Key challenges of long-term care in Slovenia
Long-term care in Slovenia is faced with two key challenges: fragmented and non-transparent services which are governed by different legal regulations and various sources of financing these services. Currently, Slovenia does not have a uniform system of long-term care. Services and cash benefits are provided by the healthcare and social protection systems, pension and disability insurance and systemic care for persons with the most severe disabilities, those disabled in war and war veterans. Beneficiaries can choose between services provided in their home environment or in institutional settings. They can also apply for cash benefits, for example an assistance and attendance allowance, or a care and assistance allowance.
Services and benefits are financed from social security contributions and taxes. Furthermore, users' private funds and those of their family members and local communities are used to pay in full or in part for social assistance services.
In the past, emphasis was placed on institutional forms of care and much less on developing community-based services or home care.
Systemic regulation of long-term care
Slovenia is becoming an ageing society. People older than 65 years of age account for 19.7% of Slovenia's population and, according to projections, this will increase to 30% by 2050. The percentage of those over 80 years of age will increase from 5% in 2016 to 11.4% in 2050. The ageing of the population will result in a growing need for long-term care.
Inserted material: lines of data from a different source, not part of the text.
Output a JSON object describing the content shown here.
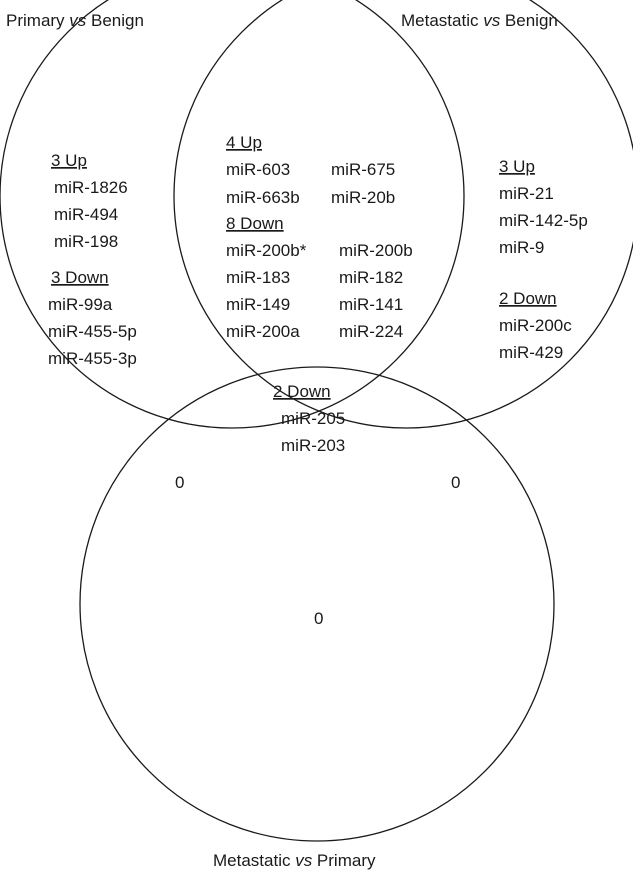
{
  "set_labels": {
    "primary": [
      "Primary ",
      "vs",
      " Benign"
    ],
    "metastatic": [
      "Metastatic ",
      "vs",
      " Benign"
    ],
    "met_vs_primary": [
      "Metastatic ",
      "vs",
      " Primary"
    ]
  },
  "regions": {
    "primary_only": {
      "up_header": "3 Up",
      "up": [
        "miR-1826",
        "miR-494",
        "miR-198"
      ],
      "down_header": "3 Down",
      "down": [
        "miR-99a",
        "miR-455-5p",
        "miR-455-3p"
      ]
    },
    "primary_metastatic": {
      "up_header": "4 Up",
      "up": [
        [
          "miR-603",
          "miR-675"
        ],
        [
          "miR-663b",
          "miR-20b"
        ]
      ],
      "down_header": "8 Down",
      "down": [
        [
          "miR-200b*",
          "miR-200b"
        ],
        [
          "miR-183",
          "miR-182"
        ],
        [
          "miR-149",
          "miR-141"
        ],
        [
          "miR-200a",
          "miR-224"
        ]
      ]
    },
    "metastatic_only": {
      "up_header": "3 Up",
      "up": [
        "miR-21",
        "miR-142-5p",
        "miR-9"
      ],
      "down_header": "2 Down",
      "down": [
        "miR-200c",
        "miR-429"
      ]
    },
    "center": {
      "down_header": "2 Down",
      "down": [
        "miR-205",
        "miR-203"
      ]
    },
    "primary_metvprimary_count": "0",
    "metastatic_metvprimary_count": "0",
    "metvprimary_only_count": "0"
  }
}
This will be matched by parallel trends of higher public and private costs of long-term care.
New, systemic regulation of long-term care is needed to guarantee the system’s sustainability, so that it will be able to fulfil beneficiaries’ needs in the long run.
The proposed measures are moving in the direction of:
- the setting up of a one-stop shop for information on health, social protection and long-term care and for beneficiary-friendly procedures;
- the introduction of uniform assessment of eligibility, leading to a system in which beneficiaries with comparable needs have access to comparable rights;
- the introduction of new services so that the beneficiaries in all environments – be it at home or in an institution – have access to comparable services and are provided with the services for strengthening and maintaining their independence and e-services;
- the establishment of efficient quality and safety controls;
- a higher percentage of public funds for co-financing long-term care, which will in turn reduce the amounts paid by beneficiaries for services and reduce financial burden on local communities.
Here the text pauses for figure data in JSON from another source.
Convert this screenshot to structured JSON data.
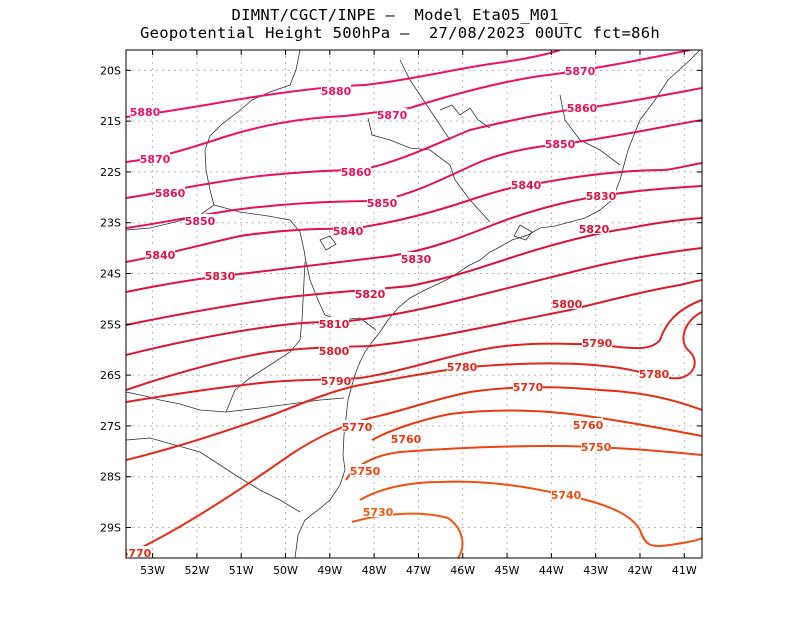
{
  "title": {
    "line1": "DIMNT/CGCT/INPE –  Model Eta05_M01_",
    "line2": "Geopotential Height 500hPa –  27/08/2023 00UTC fct=86h"
  },
  "chart_data": {
    "type": "contour_map",
    "variable": "Geopotential Height 500hPa",
    "units": "gpm",
    "lon_range": [
      -53.6,
      -40.6
    ],
    "lat_range": [
      -29.6,
      -19.6
    ],
    "x_ticks": [
      "53W",
      "52W",
      "51W",
      "50W",
      "49W",
      "48W",
      "47W",
      "46W",
      "45W",
      "44W",
      "43W",
      "42W",
      "41W"
    ],
    "y_ticks": [
      "20S",
      "21S",
      "22S",
      "23S",
      "24S",
      "25S",
      "26S",
      "27S",
      "28S",
      "29S"
    ],
    "grid": true,
    "contours": [
      {
        "value": 5880,
        "label": "5880",
        "color": "#ee1166"
      },
      {
        "value": 5870,
        "label": "5870",
        "color": "#ee1166"
      },
      {
        "value": 5860,
        "label": "5860",
        "color": "#e8115c"
      },
      {
        "value": 5850,
        "label": "5850",
        "color": "#e51156"
      },
      {
        "value": 5840,
        "label": "5840",
        "color": "#e3114c"
      },
      {
        "value": 5830,
        "label": "5830",
        "color": "#e01146"
      },
      {
        "value": 5820,
        "label": "5820",
        "color": "#dd113c"
      },
      {
        "value": 5810,
        "label": "5810",
        "color": "#db1432"
      },
      {
        "value": 5800,
        "label": "5800",
        "color": "#dd1a28"
      },
      {
        "value": 5790,
        "label": "5790",
        "color": "#e02020"
      },
      {
        "value": 5780,
        "label": "5780",
        "color": "#e2281a"
      },
      {
        "value": 5770,
        "label": "5770",
        "color": "#e63016"
      },
      {
        "value": 5760,
        "label": "5760",
        "color": "#ea3a12"
      },
      {
        "value": 5750,
        "label": "5750",
        "color": "#ee4410"
      },
      {
        "value": 5740,
        "label": "5740",
        "color": "#f24e10"
      },
      {
        "value": 5730,
        "label": "5730",
        "color": "#f55810"
      }
    ]
  }
}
In 2017, the Ministry of Health took on the task of drafting the umbrella law, which will in a uniform manner regulate long-term care. In accordance with the government's legislative work programme for 2019, the draft law on long-term care will be submitted to the government in November 2019.
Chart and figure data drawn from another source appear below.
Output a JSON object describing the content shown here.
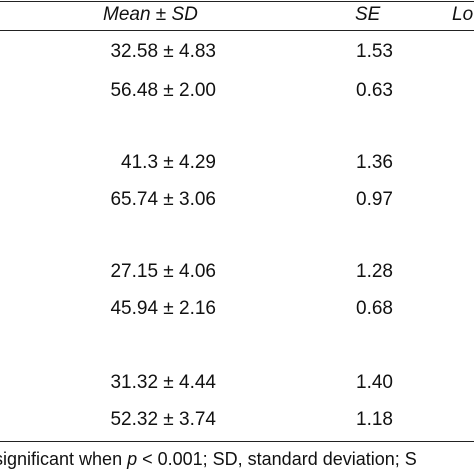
{
  "table": {
    "headers": {
      "mean_sd": "Mean ± SD",
      "se": "SE",
      "partial": "Lo"
    },
    "rows": [
      {
        "mean_sd": "32.58 ± 4.83",
        "se": "1.53"
      },
      {
        "mean_sd": "56.48 ± 2.00",
        "se": "0.63"
      },
      {
        "mean_sd": "41.3 ± 4.29",
        "se": "1.36"
      },
      {
        "mean_sd": "65.74 ± 3.06",
        "se": "0.97"
      },
      {
        "mean_sd": "27.15 ± 4.06",
        "se": "1.28"
      },
      {
        "mean_sd": "45.94 ± 2.16",
        "se": "0.68"
      },
      {
        "mean_sd": "31.32 ± 4.44",
        "se": "1.40"
      },
      {
        "mean_sd": "52.32 ± 3.74",
        "se": "1.18"
      }
    ]
  },
  "footnote": {
    "part1": "significant when ",
    "p_symbol": "p",
    "part2": " < 0.001; SD, standard deviation; S"
  }
}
Long-term care pilot projects
The "Implementation of Pilot Projects That Will Support the Transition of the Implementation of a Systemic Law on Long-term Care" is a test project for new solutions for long-term care, targeting persons who are older than 18 years of age and are permanently dependent on care by others. The project will introduce a one-stop shop, a new long-term care eligibility scale and new services. New services will combine healthcare and social services – including the services maintaining and strengthening independent living and the e-care services.
The project, which is co-financed by the cohesion funds, is being implemented in three pilot environments: Celje, Krško and Dravograd.